私「(レジュメを見せて)章立てはこんな感じで行こうと考えてます。」
J教授「うん、なるほど。きみの言いたいことはわかった。」
私「???」
J教授「じゃ、締切までに書いてきてね。3万字以上で。」
私「あ、はい、わかりました…」

提出後、口頭試問では、
J教授「論文の体をなしてないね。けど、読みものとしてはまあまあかな。ビザンツって、意外と面白いね。ところでリーマンショックで大変だったと思うが、君、進路は。」
私「ワンブリッジ大学です。」
J教授「あそこの教授は確か…」
私「それが実はMBAのほうでして…」
~以下雑談~
J教授「じゃ、頑張ってね」といった具合である。
いったい何の口頭試問だったのだろうか。

卒業論文は「変貌遂げるビザンツ帝国―1000年を生き抜いた戦いの歴史」という遠大な構想を示すタイトルだった。大学院の修士論文は、M&Aに関して合併後に製造業と非製造業ではどのような違いがあるかという、一転して全く違う方向性へと行ってしまった。そして、サラリーマンとして生きるフィールドに証券会社を選んだ。だが、今でも私は歴史を趣味として楽しんでいる。

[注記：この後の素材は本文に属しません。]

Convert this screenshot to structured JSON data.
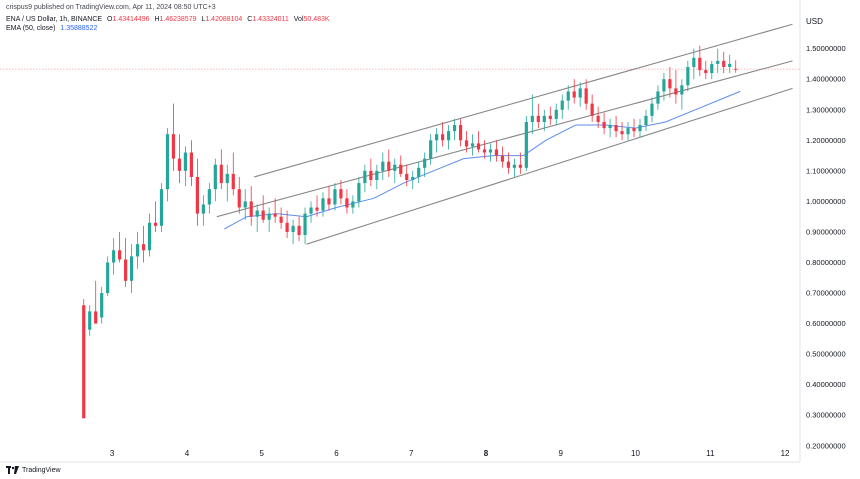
{
  "header": {
    "published_by": "crispus9 published on TradingView.com, Apr 11, 2024 08:50 UTC+3"
  },
  "legend": {
    "symbol": "ENA / US Dollar, 1h, BINANCE",
    "ohlc": [
      {
        "label": "O",
        "value": "1.43414496"
      },
      {
        "label": "H",
        "value": "1.46238579"
      },
      {
        "label": "L",
        "value": "1.42088104"
      },
      {
        "label": "C",
        "value": "1.43324011"
      },
      {
        "label": "Vol",
        "value": "50.483K"
      }
    ],
    "ema_label": "EMA (50, close)",
    "ema_value": "1.35888522"
  },
  "footer": {
    "logo_text": "TradingView"
  },
  "colors": {
    "up": "#26a69a",
    "down": "#f23645",
    "ema": "#5b8def",
    "channel": "#888888",
    "price_line": "#f5a3a3",
    "axis_text": "#131722"
  },
  "chart_data": {
    "type": "candlestick",
    "currency_label": "USD",
    "y_ticks": [
      "1.50000000",
      "1.40000000",
      "1.30000000",
      "1.20000000",
      "1.10000000",
      "1.00000000",
      "0.90000000",
      "0.80000000",
      "0.70000000",
      "0.60000000",
      "0.50000000",
      "0.40000000",
      "0.30000000",
      "0.20000000"
    ],
    "ylim": [
      0.16,
      1.62
    ],
    "x_ticks": [
      {
        "label": "3",
        "x": 3,
        "bold": false
      },
      {
        "label": "4",
        "x": 4,
        "bold": false
      },
      {
        "label": "5",
        "x": 5,
        "bold": false
      },
      {
        "label": "6",
        "x": 6,
        "bold": false
      },
      {
        "label": "7",
        "x": 7,
        "bold": false
      },
      {
        "label": "8",
        "x": 8,
        "bold": true
      },
      {
        "label": "9",
        "x": 9,
        "bold": false
      },
      {
        "label": "10",
        "x": 10,
        "bold": false
      },
      {
        "label": "11",
        "x": 11,
        "bold": false
      },
      {
        "label": "12",
        "x": 12,
        "bold": false
      }
    ],
    "xlim": [
      1.5,
      12.2
    ],
    "last_price": 1.433,
    "channel": {
      "upper": [
        [
          4.9,
          1.08
        ],
        [
          12.1,
          1.58
        ]
      ],
      "middle": [
        [
          4.4,
          0.95
        ],
        [
          12.1,
          1.46
        ]
      ],
      "lower": [
        [
          5.6,
          0.86
        ],
        [
          12.1,
          1.37
        ]
      ]
    },
    "ema": [
      [
        4.5,
        0.91
      ],
      [
        4.8,
        0.95
      ],
      [
        5.2,
        0.96
      ],
      [
        5.6,
        0.95
      ],
      [
        6.0,
        0.98
      ],
      [
        6.5,
        1.01
      ],
      [
        6.9,
        1.06
      ],
      [
        7.3,
        1.1
      ],
      [
        7.7,
        1.14
      ],
      [
        8.1,
        1.15
      ],
      [
        8.5,
        1.15
      ],
      [
        8.8,
        1.2
      ],
      [
        9.2,
        1.25
      ],
      [
        9.6,
        1.25
      ],
      [
        10.0,
        1.24
      ],
      [
        10.4,
        1.26
      ],
      [
        10.8,
        1.3
      ],
      [
        11.2,
        1.34
      ],
      [
        11.4,
        1.36
      ]
    ],
    "candles": [
      {
        "x": 2.62,
        "o": 0.66,
        "h": 0.68,
        "l": 0.29,
        "c": 0.29
      },
      {
        "x": 2.7,
        "o": 0.58,
        "h": 0.66,
        "l": 0.56,
        "c": 0.64
      },
      {
        "x": 2.78,
        "o": 0.64,
        "h": 0.74,
        "l": 0.6,
        "c": 0.6
      },
      {
        "x": 2.86,
        "o": 0.62,
        "h": 0.72,
        "l": 0.6,
        "c": 0.7
      },
      {
        "x": 2.94,
        "o": 0.7,
        "h": 0.82,
        "l": 0.69,
        "c": 0.8
      },
      {
        "x": 3.02,
        "o": 0.8,
        "h": 0.88,
        "l": 0.76,
        "c": 0.84
      },
      {
        "x": 3.1,
        "o": 0.84,
        "h": 0.9,
        "l": 0.8,
        "c": 0.81
      },
      {
        "x": 3.18,
        "o": 0.81,
        "h": 0.88,
        "l": 0.72,
        "c": 0.74
      },
      {
        "x": 3.26,
        "o": 0.74,
        "h": 0.86,
        "l": 0.7,
        "c": 0.82
      },
      {
        "x": 3.34,
        "o": 0.82,
        "h": 0.9,
        "l": 0.78,
        "c": 0.86
      },
      {
        "x": 3.42,
        "o": 0.86,
        "h": 0.92,
        "l": 0.8,
        "c": 0.84
      },
      {
        "x": 3.5,
        "o": 0.84,
        "h": 0.96,
        "l": 0.82,
        "c": 0.93
      },
      {
        "x": 3.58,
        "o": 0.93,
        "h": 1.0,
        "l": 0.9,
        "c": 0.92
      },
      {
        "x": 3.66,
        "o": 0.92,
        "h": 1.06,
        "l": 0.9,
        "c": 1.04
      },
      {
        "x": 3.74,
        "o": 1.04,
        "h": 1.24,
        "l": 1.0,
        "c": 1.22
      },
      {
        "x": 3.82,
        "o": 1.22,
        "h": 1.32,
        "l": 1.1,
        "c": 1.14
      },
      {
        "x": 3.9,
        "o": 1.14,
        "h": 1.22,
        "l": 1.06,
        "c": 1.1
      },
      {
        "x": 3.98,
        "o": 1.1,
        "h": 1.18,
        "l": 1.05,
        "c": 1.16
      },
      {
        "x": 4.06,
        "o": 1.16,
        "h": 1.2,
        "l": 1.05,
        "c": 1.08
      },
      {
        "x": 4.14,
        "o": 1.08,
        "h": 1.14,
        "l": 0.92,
        "c": 0.96
      },
      {
        "x": 4.22,
        "o": 0.96,
        "h": 1.02,
        "l": 0.92,
        "c": 0.99
      },
      {
        "x": 4.3,
        "o": 0.99,
        "h": 1.06,
        "l": 0.96,
        "c": 1.04
      },
      {
        "x": 4.38,
        "o": 1.04,
        "h": 1.14,
        "l": 1.0,
        "c": 1.12
      },
      {
        "x": 4.46,
        "o": 1.12,
        "h": 1.17,
        "l": 1.04,
        "c": 1.06
      },
      {
        "x": 4.54,
        "o": 1.06,
        "h": 1.12,
        "l": 1.0,
        "c": 1.09
      },
      {
        "x": 4.62,
        "o": 1.09,
        "h": 1.16,
        "l": 1.02,
        "c": 1.04
      },
      {
        "x": 4.7,
        "o": 1.04,
        "h": 1.08,
        "l": 0.96,
        "c": 0.98
      },
      {
        "x": 4.78,
        "o": 0.98,
        "h": 1.04,
        "l": 0.94,
        "c": 1.0
      },
      {
        "x": 4.86,
        "o": 1.0,
        "h": 1.05,
        "l": 0.92,
        "c": 0.95
      },
      {
        "x": 4.94,
        "o": 0.95,
        "h": 0.99,
        "l": 0.9,
        "c": 0.97
      },
      {
        "x": 5.02,
        "o": 0.97,
        "h": 1.02,
        "l": 0.93,
        "c": 0.94
      },
      {
        "x": 5.1,
        "o": 0.94,
        "h": 0.98,
        "l": 0.9,
        "c": 0.96
      },
      {
        "x": 5.18,
        "o": 0.96,
        "h": 1.01,
        "l": 0.93,
        "c": 0.95
      },
      {
        "x": 5.26,
        "o": 0.95,
        "h": 0.98,
        "l": 0.91,
        "c": 0.93
      },
      {
        "x": 5.34,
        "o": 0.93,
        "h": 0.97,
        "l": 0.88,
        "c": 0.9
      },
      {
        "x": 5.42,
        "o": 0.9,
        "h": 0.94,
        "l": 0.86,
        "c": 0.92
      },
      {
        "x": 5.5,
        "o": 0.92,
        "h": 0.95,
        "l": 0.87,
        "c": 0.89
      },
      {
        "x": 5.58,
        "o": 0.89,
        "h": 0.98,
        "l": 0.86,
        "c": 0.96
      },
      {
        "x": 5.66,
        "o": 0.96,
        "h": 1.0,
        "l": 0.93,
        "c": 0.98
      },
      {
        "x": 5.74,
        "o": 0.98,
        "h": 1.02,
        "l": 0.95,
        "c": 0.97
      },
      {
        "x": 5.82,
        "o": 0.97,
        "h": 1.03,
        "l": 0.95,
        "c": 1.01
      },
      {
        "x": 5.9,
        "o": 1.01,
        "h": 1.05,
        "l": 0.97,
        "c": 0.99
      },
      {
        "x": 5.98,
        "o": 0.99,
        "h": 1.06,
        "l": 0.97,
        "c": 1.04
      },
      {
        "x": 6.06,
        "o": 1.04,
        "h": 1.07,
        "l": 0.99,
        "c": 1.01
      },
      {
        "x": 6.14,
        "o": 1.01,
        "h": 1.04,
        "l": 0.96,
        "c": 0.98
      },
      {
        "x": 6.22,
        "o": 0.98,
        "h": 1.02,
        "l": 0.96,
        "c": 1.0
      },
      {
        "x": 6.3,
        "o": 1.0,
        "h": 1.08,
        "l": 0.98,
        "c": 1.06
      },
      {
        "x": 6.38,
        "o": 1.06,
        "h": 1.12,
        "l": 1.03,
        "c": 1.1
      },
      {
        "x": 6.46,
        "o": 1.1,
        "h": 1.14,
        "l": 1.05,
        "c": 1.07
      },
      {
        "x": 6.54,
        "o": 1.07,
        "h": 1.12,
        "l": 1.04,
        "c": 1.1
      },
      {
        "x": 6.62,
        "o": 1.1,
        "h": 1.16,
        "l": 1.07,
        "c": 1.13
      },
      {
        "x": 6.7,
        "o": 1.13,
        "h": 1.17,
        "l": 1.08,
        "c": 1.1
      },
      {
        "x": 6.78,
        "o": 1.1,
        "h": 1.14,
        "l": 1.06,
        "c": 1.12
      },
      {
        "x": 6.86,
        "o": 1.12,
        "h": 1.15,
        "l": 1.08,
        "c": 1.09
      },
      {
        "x": 6.94,
        "o": 1.09,
        "h": 1.12,
        "l": 1.05,
        "c": 1.07
      },
      {
        "x": 7.02,
        "o": 1.07,
        "h": 1.1,
        "l": 1.04,
        "c": 1.08
      },
      {
        "x": 7.1,
        "o": 1.08,
        "h": 1.13,
        "l": 1.06,
        "c": 1.11
      },
      {
        "x": 7.18,
        "o": 1.11,
        "h": 1.16,
        "l": 1.08,
        "c": 1.14
      },
      {
        "x": 7.26,
        "o": 1.14,
        "h": 1.22,
        "l": 1.12,
        "c": 1.2
      },
      {
        "x": 7.34,
        "o": 1.2,
        "h": 1.24,
        "l": 1.16,
        "c": 1.22
      },
      {
        "x": 7.42,
        "o": 1.22,
        "h": 1.26,
        "l": 1.18,
        "c": 1.2
      },
      {
        "x": 7.5,
        "o": 1.2,
        "h": 1.25,
        "l": 1.17,
        "c": 1.23
      },
      {
        "x": 7.58,
        "o": 1.23,
        "h": 1.27,
        "l": 1.2,
        "c": 1.25
      },
      {
        "x": 7.66,
        "o": 1.25,
        "h": 1.27,
        "l": 1.18,
        "c": 1.2
      },
      {
        "x": 7.74,
        "o": 1.2,
        "h": 1.23,
        "l": 1.16,
        "c": 1.18
      },
      {
        "x": 7.82,
        "o": 1.18,
        "h": 1.22,
        "l": 1.15,
        "c": 1.19
      },
      {
        "x": 7.9,
        "o": 1.19,
        "h": 1.23,
        "l": 1.16,
        "c": 1.17
      },
      {
        "x": 7.98,
        "o": 1.17,
        "h": 1.2,
        "l": 1.14,
        "c": 1.16
      },
      {
        "x": 8.06,
        "o": 1.16,
        "h": 1.19,
        "l": 1.13,
        "c": 1.17
      },
      {
        "x": 8.14,
        "o": 1.17,
        "h": 1.2,
        "l": 1.13,
        "c": 1.15
      },
      {
        "x": 8.22,
        "o": 1.15,
        "h": 1.18,
        "l": 1.11,
        "c": 1.13
      },
      {
        "x": 8.3,
        "o": 1.13,
        "h": 1.16,
        "l": 1.09,
        "c": 1.11
      },
      {
        "x": 8.38,
        "o": 1.11,
        "h": 1.14,
        "l": 1.08,
        "c": 1.12
      },
      {
        "x": 8.46,
        "o": 1.12,
        "h": 1.16,
        "l": 1.09,
        "c": 1.11
      },
      {
        "x": 8.54,
        "o": 1.11,
        "h": 1.28,
        "l": 1.1,
        "c": 1.26
      },
      {
        "x": 8.62,
        "o": 1.26,
        "h": 1.35,
        "l": 1.22,
        "c": 1.28
      },
      {
        "x": 8.7,
        "o": 1.28,
        "h": 1.32,
        "l": 1.24,
        "c": 1.26
      },
      {
        "x": 8.78,
        "o": 1.26,
        "h": 1.3,
        "l": 1.23,
        "c": 1.28
      },
      {
        "x": 8.86,
        "o": 1.28,
        "h": 1.31,
        "l": 1.25,
        "c": 1.27
      },
      {
        "x": 8.94,
        "o": 1.27,
        "h": 1.32,
        "l": 1.25,
        "c": 1.3
      },
      {
        "x": 9.02,
        "o": 1.3,
        "h": 1.35,
        "l": 1.27,
        "c": 1.33
      },
      {
        "x": 9.1,
        "o": 1.33,
        "h": 1.38,
        "l": 1.3,
        "c": 1.36
      },
      {
        "x": 9.18,
        "o": 1.36,
        "h": 1.4,
        "l": 1.32,
        "c": 1.34
      },
      {
        "x": 9.26,
        "o": 1.34,
        "h": 1.39,
        "l": 1.31,
        "c": 1.37
      },
      {
        "x": 9.34,
        "o": 1.37,
        "h": 1.4,
        "l": 1.3,
        "c": 1.32
      },
      {
        "x": 9.42,
        "o": 1.32,
        "h": 1.35,
        "l": 1.26,
        "c": 1.28
      },
      {
        "x": 9.5,
        "o": 1.28,
        "h": 1.31,
        "l": 1.24,
        "c": 1.26
      },
      {
        "x": 9.58,
        "o": 1.26,
        "h": 1.29,
        "l": 1.22,
        "c": 1.24
      },
      {
        "x": 9.66,
        "o": 1.24,
        "h": 1.27,
        "l": 1.21,
        "c": 1.25
      },
      {
        "x": 9.74,
        "o": 1.25,
        "h": 1.28,
        "l": 1.21,
        "c": 1.23
      },
      {
        "x": 9.82,
        "o": 1.23,
        "h": 1.26,
        "l": 1.2,
        "c": 1.22
      },
      {
        "x": 9.9,
        "o": 1.22,
        "h": 1.26,
        "l": 1.2,
        "c": 1.24
      },
      {
        "x": 9.98,
        "o": 1.24,
        "h": 1.27,
        "l": 1.21,
        "c": 1.23
      },
      {
        "x": 10.06,
        "o": 1.23,
        "h": 1.27,
        "l": 1.21,
        "c": 1.25
      },
      {
        "x": 10.14,
        "o": 1.25,
        "h": 1.3,
        "l": 1.23,
        "c": 1.28
      },
      {
        "x": 10.22,
        "o": 1.28,
        "h": 1.34,
        "l": 1.26,
        "c": 1.32
      },
      {
        "x": 10.3,
        "o": 1.32,
        "h": 1.38,
        "l": 1.3,
        "c": 1.36
      },
      {
        "x": 10.38,
        "o": 1.36,
        "h": 1.42,
        "l": 1.33,
        "c": 1.4
      },
      {
        "x": 10.46,
        "o": 1.4,
        "h": 1.44,
        "l": 1.34,
        "c": 1.37
      },
      {
        "x": 10.54,
        "o": 1.37,
        "h": 1.43,
        "l": 1.32,
        "c": 1.35
      },
      {
        "x": 10.62,
        "o": 1.35,
        "h": 1.4,
        "l": 1.3,
        "c": 1.38
      },
      {
        "x": 10.7,
        "o": 1.38,
        "h": 1.46,
        "l": 1.36,
        "c": 1.44
      },
      {
        "x": 10.78,
        "o": 1.44,
        "h": 1.5,
        "l": 1.4,
        "c": 1.47
      },
      {
        "x": 10.86,
        "o": 1.47,
        "h": 1.51,
        "l": 1.41,
        "c": 1.43
      },
      {
        "x": 10.94,
        "o": 1.43,
        "h": 1.46,
        "l": 1.4,
        "c": 1.42
      },
      {
        "x": 11.02,
        "o": 1.42,
        "h": 1.46,
        "l": 1.4,
        "c": 1.45
      },
      {
        "x": 11.1,
        "o": 1.45,
        "h": 1.5,
        "l": 1.42,
        "c": 1.46
      },
      {
        "x": 11.18,
        "o": 1.46,
        "h": 1.49,
        "l": 1.42,
        "c": 1.44
      },
      {
        "x": 11.26,
        "o": 1.44,
        "h": 1.48,
        "l": 1.42,
        "c": 1.45
      },
      {
        "x": 11.34,
        "o": 1.434,
        "h": 1.462,
        "l": 1.421,
        "c": 1.433
      }
    ]
  }
}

だから、単にビザンツ帝国に興味を持った方の入り口として5冊の本をご提示したいと思う。いずれも安価で入手しやすく、コンパクトでためになる本を選んだつもりだ。ご参考にしていただければ幸甚である。中級編、上級編もいずれご紹介したい。

・「ビザンツの国家と社会 」(山川出版社、世界史リブレット)2008/8/1根津 由喜夫
リブレットシリーズは、本文の上部に注釈や図版がついていて読みやすい。とにかく簡潔な記述が特徴と言えよう。

・「生き残った帝国ビザンティン」 (講談社学術文庫 1866)2008/3/10井上 浩一
まずは通史をしっかり標準的な本で学んでみよう。講談社現代新書で1980年代に刊行されたものだが、今なおスタンダードなビザンツ帝国史のバイブルと言えよう。史料から様々なエピソードが散りばめられていて、様々な論点から興味を掻き立てる一冊だ。

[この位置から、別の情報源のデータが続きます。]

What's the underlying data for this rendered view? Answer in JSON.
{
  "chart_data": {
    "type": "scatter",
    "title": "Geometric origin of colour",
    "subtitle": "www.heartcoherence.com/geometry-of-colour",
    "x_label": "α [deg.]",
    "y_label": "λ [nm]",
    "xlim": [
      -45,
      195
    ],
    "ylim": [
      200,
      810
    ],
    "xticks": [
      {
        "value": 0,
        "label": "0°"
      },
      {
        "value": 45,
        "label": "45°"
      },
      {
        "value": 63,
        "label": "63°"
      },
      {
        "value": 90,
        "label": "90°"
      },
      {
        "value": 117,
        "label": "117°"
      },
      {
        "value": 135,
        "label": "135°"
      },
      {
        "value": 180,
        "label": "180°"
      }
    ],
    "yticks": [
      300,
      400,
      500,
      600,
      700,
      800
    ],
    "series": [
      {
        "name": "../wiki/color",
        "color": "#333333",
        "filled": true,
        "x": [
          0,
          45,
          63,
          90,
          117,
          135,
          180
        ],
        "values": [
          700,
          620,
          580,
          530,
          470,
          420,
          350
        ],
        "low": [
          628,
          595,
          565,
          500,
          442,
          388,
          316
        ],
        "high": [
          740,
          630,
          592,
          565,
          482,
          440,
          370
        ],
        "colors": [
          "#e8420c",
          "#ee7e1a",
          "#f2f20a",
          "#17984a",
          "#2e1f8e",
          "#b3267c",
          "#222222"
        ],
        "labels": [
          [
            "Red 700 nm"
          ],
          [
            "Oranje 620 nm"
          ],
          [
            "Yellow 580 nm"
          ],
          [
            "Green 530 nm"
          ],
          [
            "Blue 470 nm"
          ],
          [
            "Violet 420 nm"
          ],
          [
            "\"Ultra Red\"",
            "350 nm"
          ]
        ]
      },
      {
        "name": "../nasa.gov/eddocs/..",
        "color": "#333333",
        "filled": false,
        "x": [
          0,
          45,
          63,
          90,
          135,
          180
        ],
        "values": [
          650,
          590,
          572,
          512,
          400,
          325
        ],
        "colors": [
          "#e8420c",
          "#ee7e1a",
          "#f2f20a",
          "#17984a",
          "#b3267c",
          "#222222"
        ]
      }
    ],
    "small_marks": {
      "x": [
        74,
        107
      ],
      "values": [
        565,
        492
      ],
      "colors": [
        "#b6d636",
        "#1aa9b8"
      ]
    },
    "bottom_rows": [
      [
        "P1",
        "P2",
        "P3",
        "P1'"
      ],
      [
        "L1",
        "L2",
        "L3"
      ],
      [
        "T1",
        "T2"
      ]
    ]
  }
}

・「黄金のビザンティン帝国―文明の十字路の1100年」 (「知の再発見」双書) 単行本 – 1993/6/20
「知の再発見」双書シリーズはわずか1400円ながら、ほぼオールカラーでワンテーマを概観できるコスパ最強の単行本だ。オスマン帝国も合わせて読んでおきたい。記述はやや断片的だが、豊富に散りばめられたモザイク画や絵画がカラーで見ることができるのは嬉しい。

・ビザンツ帝国史 (白水社 文庫クセジュ) 単行本 – 2003/12/1
ポール ルメルル (著),、西村 六郎 (翻訳)
西欧の史家によるビザンツ帝国に対する見方が、たとえばどういうものかを知るための一冊。白水社 文庫クセジュはわずか1000円ちょっとで多岐にわたるマニアックなテーマについて学べる優れた新書シリーズだ。

・ビザンツ文明―キリスト教ローマ帝国の伝統と変容 (文庫クセジュ) 単行本 – 2009/7/1
ベルナール フリューザン (著), Bernard Flusin (原著), 大月 康弘 (翻訳)
同じく、文庫クセジュから。キリスト教や都市、芸術など文化の面からビザンツ帝国を論じた一冊。